You guys are crazy if you think that Virgin dont have any plans for IPv6, they are an ISP and will die if they dont support it. Maybe they just dont want to communicate it with the customers since the vast majority of their customers wont give a rats ass about it.
IPv4 will be around for a few more years yet, we still have loads of address which can be reused.
The majority of customers have no idea what IPv6 is because they're not technical, so nobody can expect them to voice any interest, neither we nor VirginMedia. For that matter, those customers don't know what IPv4 is either. This is all just "the Internet" for them, or worse, they think it's all the Web. 🙂
But we know what IPv6 is, and VM's techies know, and I expect that the company probably *does* want to communicate with customers when it's feasible. After all, a company that doesn't listen to its customers is likely to be heading for trouble in due course.
In any event, there is no harm in asking Support to put us in contact with whoever might want to hear us on this issue. The worse that can happen is that Support refuses because they're not allowed to give us contact details.
What I fear more though is that they'll say "We'll pass it on up", but the message goes absolutely nowhere because of "Constipated Large Company Syndrome", which I've come across all too often as a contractor. (Workforce partitioned into functionally specialized divisions that don't interact except through their division heads, and those heads never rock the boat by pushing the envelope because it limits their promotion prospects.)
Anyway, we can but hope.
But you're right, VM either heads to IPv6 *fast* or its business will be gasping for air before long. IPv4 addresses have run out, and you can't continue to expand an ISP business without address space.
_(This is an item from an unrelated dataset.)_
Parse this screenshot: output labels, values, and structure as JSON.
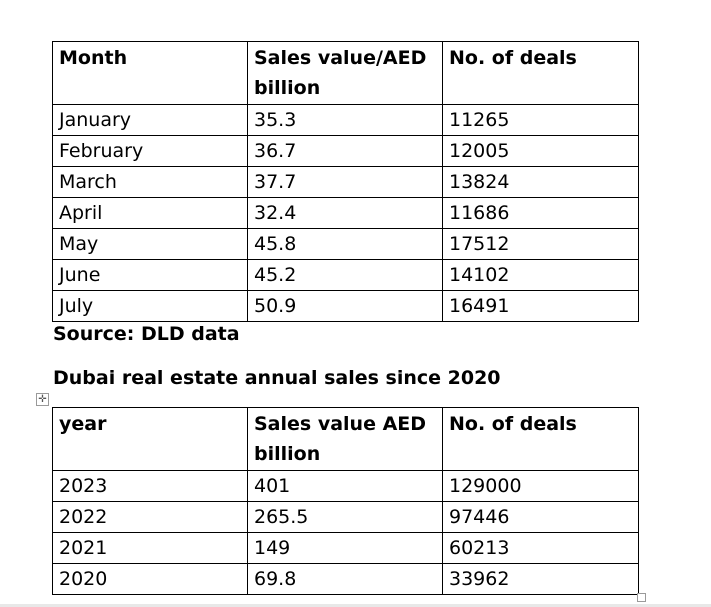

"If it only does IPv4, it is broken." -- George Michaelson, APNIC.
My he.net ip6 over ip4 tunnel works very well through my cable modem router. he.net can also allocate you a /64 in addition to the tunnel endpoint address. You can use the he.net DNS service to allocate forward and reverse DNS names to your ip6 addresses, and use the /64 to provide routes within your home network to all the other devices and computers. So I've been able to access ipv6 only services outside my network this way and also provide ipv6 servers globally visible over ipv6 running inside my home network.
Also using he.net IPV6 tunnel here, but I asked for, and got, a /48 prefix, so every VLAN here (there are several!) has a /64 allocated. On the face of it, that allows a ridiculously large number of IPV6 addresses for a home network, but then that's what IPV6 can do.
I don't use their DNS service since I was already using dyndns.com to provide resolution for my IPV4 servers, and they do support the use of AAAA records.
Matt McCloskey, Head of Applications & Services at VM Business, said:
"Since its invention we've seen the internet grow and evolve to the point where it's becoming increasingly clear that we're going to need more IPaddresses to sustain its growth. We now live in a connected society where almost every person has an IPenabled device on them at all times. The internet is maturing and the protocols need to change to enable this. However, there's no need to panic; we've been expecting this for a long-time and the necessary precautions have been taken to ensure a smooth switchover.
Here at Virgin MediaBusiness preparations have been ongoing for a long time. As well as our core and access networks being capable of supporting IPv6, we're rigorously testing our entire network to ensure that all customers have a smooth and simple transition when the time comes to flick the switch and turn IPv6on. We're really pleased with how our tests are advancing and are happy to say that by the end of 2012, we'll be able to fully support customers looking to switch to IPv6."
I think its time Virgin Media implemented some form of IPv6 support to allow its users to at least access IPv6 sites and services. Shouldn't need to wait to run of out IPv4 or some far off event like that. Its a new technology that lots of people are switching too so Virgin should be able to keep.